NEW YORK, May 9,1996 -- A leading U.S. mental health official
said today that schizophrenia, long considered the most chronic,
debilitating and costly mental illness, now consumes about $65 billion a
year for direct treatment, societal and family costs.

Richard Wyatt, M.D., chief of neuropsychiatry, National
Institutes of Mental Health, said today at a news conference at the
American Psychiatric Association annual meeting here that nearly 30
percent ($19 billion) of schizophrenia's cost involves direct treatment
and the rest is absorbed by other factors -- lost time from work for
patients and care givers, social services and criminal justice resources.
Wyatt said schizophrenia affects one percent of the population,
accounts for a fourth of all mental health costs and takes up one in three
psychiatric hospital beds. Since most schizophrenia patients are never
able to work, they must be supported for life by Medicaid and other forms
of public assistance.

"The debilitating nature of the illness brings enormous family
and societal costs that often go unnoticed because they're not reported to
health insurers or mental health agencies," said Wyatt.
Greater utilization of outpatient care is occurring widely as
states seek to hold the line on mental health costs by closing or
downsizing psychiatric hospitals. But according to William Glazer, M.D.,
assistant clinical professor of psychiatry at Yale University, the
substantial medical and non-medical costs associated with schizophrenia
will persist unless discharged patients are given new medications that
enable them to function normally in society.

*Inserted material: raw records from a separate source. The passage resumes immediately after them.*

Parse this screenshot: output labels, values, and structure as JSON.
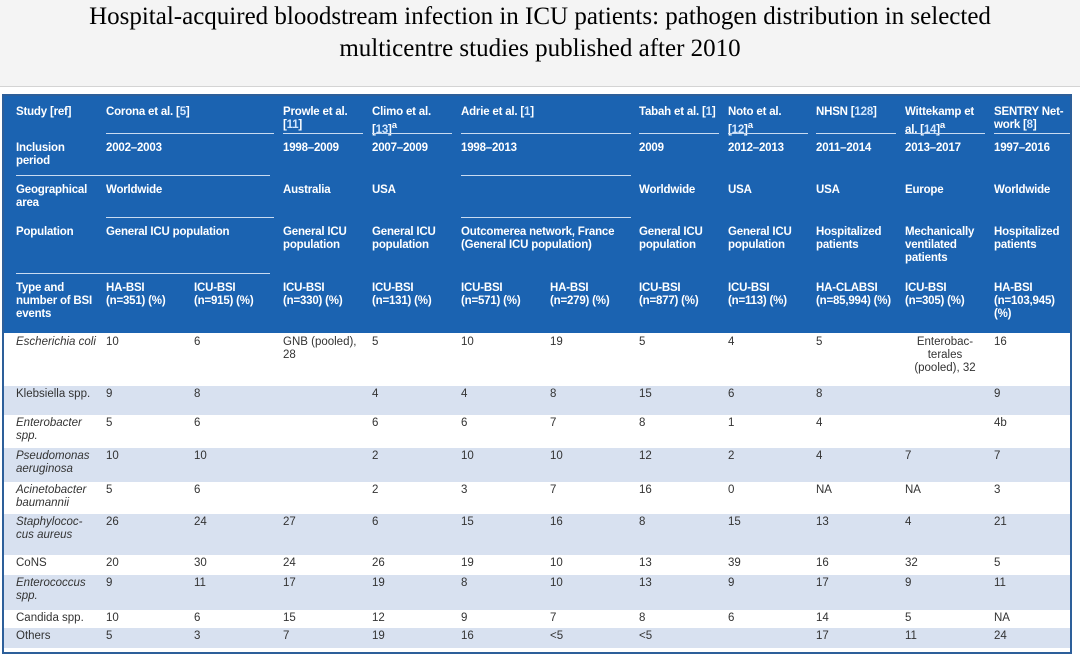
{
  "title": {
    "line1": "Hospital-acquired bloodstream infection in ICU patients: pathogen distribution in selected",
    "line2": "multicentre studies published after 2010"
  },
  "table": {
    "row_labels": {
      "study": "Study [ref]",
      "inclusion": "Inclusion period",
      "geo": "Geographical area",
      "population": "Population",
      "type": "Type and number of BSI events"
    },
    "studies": [
      {
        "name": "Corona et al. [",
        "ref": "5",
        "tail": "]",
        "sup": ""
      },
      {
        "name": "Prowle et al. [",
        "ref": "11",
        "tail": "]",
        "sup": ""
      },
      {
        "name": "Climo et al. [",
        "ref": "13",
        "tail": "]",
        "sup": "a"
      },
      {
        "name": "Adrie et al. [",
        "ref": "1",
        "tail": "]",
        "sup": ""
      },
      {
        "name": "Tabah et al. [",
        "ref": "1",
        "tail": "]",
        "sup": ""
      },
      {
        "name": "Noto et al. [",
        "ref": "12",
        "tail": "]",
        "sup": "a"
      },
      {
        "name": "NHSN [",
        "ref": "128",
        "tail": "]",
        "sup": ""
      },
      {
        "name": "Wittekamp et al. [",
        "ref": "14",
        "tail": "]",
        "sup": "a"
      },
      {
        "name": "SENTRY Net-work [",
        "ref": "8",
        "tail": "]",
        "sup": ""
      }
    ],
    "inclusion": [
      "2002–2003",
      "1998–2009",
      "2007–2009",
      "1998–2013",
      "2009",
      "2012–2013",
      "2011–2014",
      "2013–2017",
      "1997–2016"
    ],
    "geo": [
      "Worldwide",
      "Australia",
      "USA",
      "",
      "Worldwide",
      "USA",
      "USA",
      "Europe",
      "Worldwide"
    ],
    "population": [
      "General ICU population",
      "General ICU population",
      "General ICU population",
      "Outcomerea network, France (General ICU population)",
      "General ICU population",
      "General ICU population",
      "Hospitalized patients",
      "Mechanically ventilated patients",
      "Hospitalized patients"
    ],
    "types": [
      {
        "t": "HA-BSI",
        "n": "(n=351) (%)"
      },
      {
        "t": "ICU-BSI",
        "n": "(n=915) (%)"
      },
      {
        "t": "ICU-BSI",
        "n": "(n=330) (%)"
      },
      {
        "t": "ICU-BSI",
        "n": "(n=131) (%)"
      },
      {
        "t": "ICU-BSI",
        "n": "(n=571) (%)"
      },
      {
        "t": "HA-BSI",
        "n": "(n=279) (%)"
      },
      {
        "t": "ICU-BSI",
        "n": "(n=877) (%)"
      },
      {
        "t": "ICU-BSI",
        "n": "(n=113) (%)"
      },
      {
        "t": "HA-CLABSI",
        "n": "(n=85,994) (%)"
      },
      {
        "t": "ICU-BSI",
        "n": "(n=305) (%)"
      },
      {
        "t": "HA-BSI",
        "n": "(n=103,945) (%)"
      }
    ],
    "pathogens": [
      {
        "name": "Escherichia coli",
        "vals": [
          "10",
          "6",
          "GNB (pooled), 28",
          "5",
          "10",
          "19",
          "5",
          "4",
          "5",
          "Enterobac-terales (pooled), 32",
          "16"
        ]
      },
      {
        "name": "Klebsiella spp.",
        "vals": [
          "9",
          "8",
          "",
          "4",
          "4",
          "8",
          "15",
          "6",
          "8",
          "",
          "9"
        ]
      },
      {
        "name": "Enterobacter spp.",
        "vals": [
          "5",
          "6",
          "",
          "6",
          "6",
          "7",
          "8",
          "1",
          "4",
          "",
          "4b"
        ]
      },
      {
        "name": "Pseudomonas aeruginosa",
        "vals": [
          "10",
          "10",
          "",
          "2",
          "10",
          "10",
          "12",
          "2",
          "4",
          "7",
          "7"
        ]
      },
      {
        "name": "Acinetobacter baumannii",
        "vals": [
          "5",
          "6",
          "",
          "2",
          "3",
          "7",
          "16",
          "0",
          "NA",
          "NA",
          "3"
        ]
      },
      {
        "name": "Staphylococ-cus aureus",
        "vals": [
          "26",
          "24",
          "27",
          "6",
          "15",
          "16",
          "8",
          "15",
          "13",
          "4",
          "21"
        ]
      },
      {
        "name": "CoNS",
        "vals": [
          "20",
          "30",
          "24",
          "26",
          "19",
          "10",
          "13",
          "39",
          "16",
          "32",
          "5"
        ]
      },
      {
        "name": "Enterococcus spp.",
        "vals": [
          "9",
          "11",
          "17",
          "19",
          "8",
          "10",
          "13",
          "9",
          "17",
          "9",
          "11"
        ]
      },
      {
        "name": "Candida spp.",
        "vals": [
          "10",
          "6",
          "15",
          "12",
          "9",
          "7",
          "8",
          "6",
          "14",
          "5",
          "NA"
        ]
      },
      {
        "name": "Others",
        "vals": [
          "5",
          "3",
          "7",
          "19",
          "16",
          "<5",
          "<5",
          "",
          "17",
          "11",
          "24"
        ]
      }
    ]
  }
}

"Older antipsychotics commonly used in state hospitals and
continued upon discharge cause an alarmingly high rate of permanent, often
irreversible, involuntary movements called tardive dyskinesia," Glazer
said. "This side effect can be crippling and causes many patients to
discontinue therapy and eventually relapse."

Wyatt and Glazer believe providing wider access to a new but
expensive class of antipsychotic drugs, known as "atypical"
antipsychotics, will significantly reduce hospitalizations for
schizophrenia patients and enable them to avoid relapse and lead
productive lives.

"Newer antipsychotics generally are tolerated much better than
the older drugs," Glazer said. "As a result, patients are more likely to
stay on therapy and stay out of the hospital." Wyatt believes improving
compliance would lessen some of the financial burden of schizophrenia.
"Even though the newer agents are considerably more expensive, their
downstream cost benefits justify more widespread use," he said. "For
example, in large state or V.A. hospitals, it might be possible to close
one psychiatric unit or ward as the inpatient population decreases."
Despite these cost benefits, the older medications still
constitute about 85 percent of prescriptions written for antipsychotic
drugs. "Clearly, an educational effort is needed to convince Medicaid
officials, state legislators and other policy makers to permit greater
access to state-of-the-art drug therapy for schizophrenia," Glazer said.
Some progress has been made, however, New York Governor George
Pataki recently struck down a state regulation that restricted access to
one atypical antipsychotic drug, citing the cost benefits it provides by
allowing long-term inpatients to be returned to their communities.
"This new policy is a winner for the people of New York because
it will help people with schizophrenia live a more normal life and provide
relief to our taxpayers," Pataki said in a statement released on March 12.
Wyatt and Glazer say they are encouraged by this action and urge
more states to grant wider access to new antipsychotics.